De acordo com a responsável, “o grande problema é que quanto maior é a taxa de RAM, maior a utilização de antibióticos e de mais largo espectro, o que faz com que esta situação se torne uma verdadeira bola de neve”.

O resultado “é uma redução da eficácia dos antibióticos, podendo chegar-se num futuro próximo a uma situação semelhante à era pré-antibiótica”, advoga.

O caminho para uma utilização mais racional dos antibióticos e consequente diminuição das RAM passa, indubitavelmente, por testes laboratoriais que ajudem o clínico a identificar a necessidade ou não de prescrição de antibiótico, o antibiótico mais eficaz a prescrever em caso de infeção bacteriana e, desta forma, a implementar o mais precocemente possível uma terapêutica eficaz.

 

DiV deve ser encarado como um investimento para o SNS

O facto de os DIV estarem diretamente relacionados com a eficácia do tratamento e a recuperação mais rápida do doente, através da informação facultada ao clínico, faz com que contribuam para uma poupança nos gastos associados ao tratamento das infeções, sendo um benefício para a sustentabilidade dos sistemas de saúde.

Assim sendo, defende a Dr.ª Antónia Nascimento, “o DiV deve ser encarado como um investimento para o Serviço Nacional de Saúde (SNS)”.

Embora exista em Portugal o Programa de Prevenção e Controlo de Infeções e de Resistência aos Antimicrobianos (PPCIRA), “os recursos são escassos e a maioria dos hospitais não têm equipas suficientes para apoiar o uso racional de antibióticos e reforçar a sensibilização e prevenção do contágio”, lamenta a vice-presidente da Comissão Especializada de DiV da APIFARMA, sustentando que “o combate às IACS e RAM deve ser uma prioridade nos programas de saúde, proporcionando-se os recursos mínimos para se ser bem-sucedido a médio e longo prazo e aperfeiçoando-se a logística interna do hospital de modo a encurtar os períodos de tempo entre a implementação da terapêutica empírica e da terapêutica dirigida”.

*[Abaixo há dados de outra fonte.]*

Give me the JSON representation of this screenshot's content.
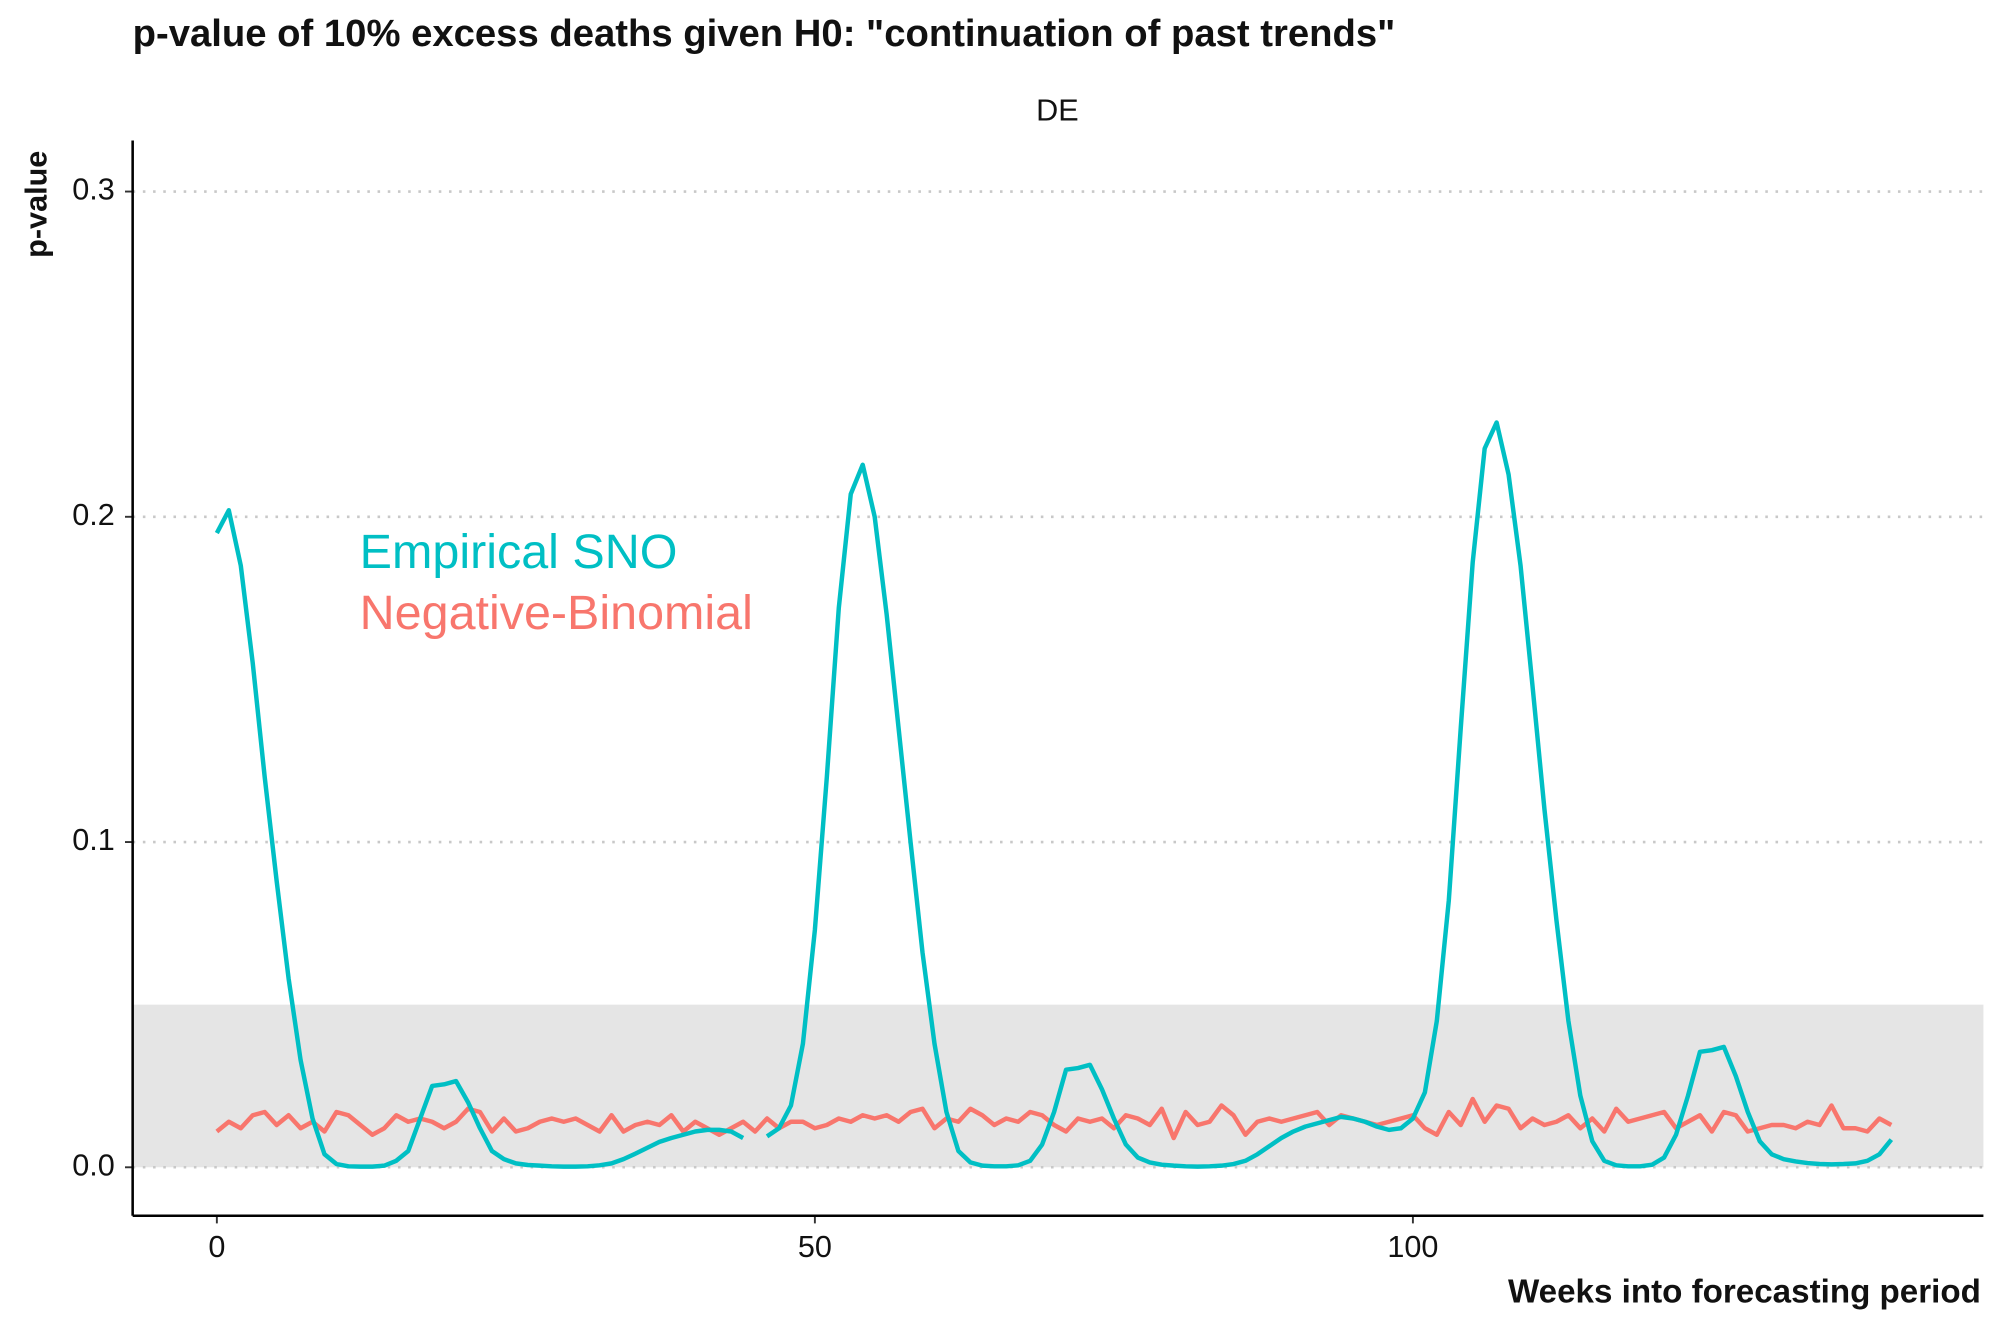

No entender da responsável, urge implementar estratégias de diagnóstico efetivas, de médio-prazo, “acabando com os modelos de gestão com base somente em poupanças diretas e imediatas, por serviço hospitalar”, que conduzem a práticas menos adequadas e consequentemente ao aumento das RAM e custos associados.

“O investimento nos meios de DiV deve ser feito de forma integrada numa visão global, valorizando e calculando os ganhos para os sistemas de saúde, para o doente e para a sociedade. Desta forma, o acesso à inovação tecnológica será mais fácil para as instituições de saúde, assim como será mais fácil para a indústria colocar tecnologia avançada ao serviço dos profissionais de saúde, na senda de uma melhoria da saúde pública, e do cumprimento da nossa missão”, conclui a também diretora do departamento de Marketing e Serviço ao Consumidor da BioMérieux Ibéria.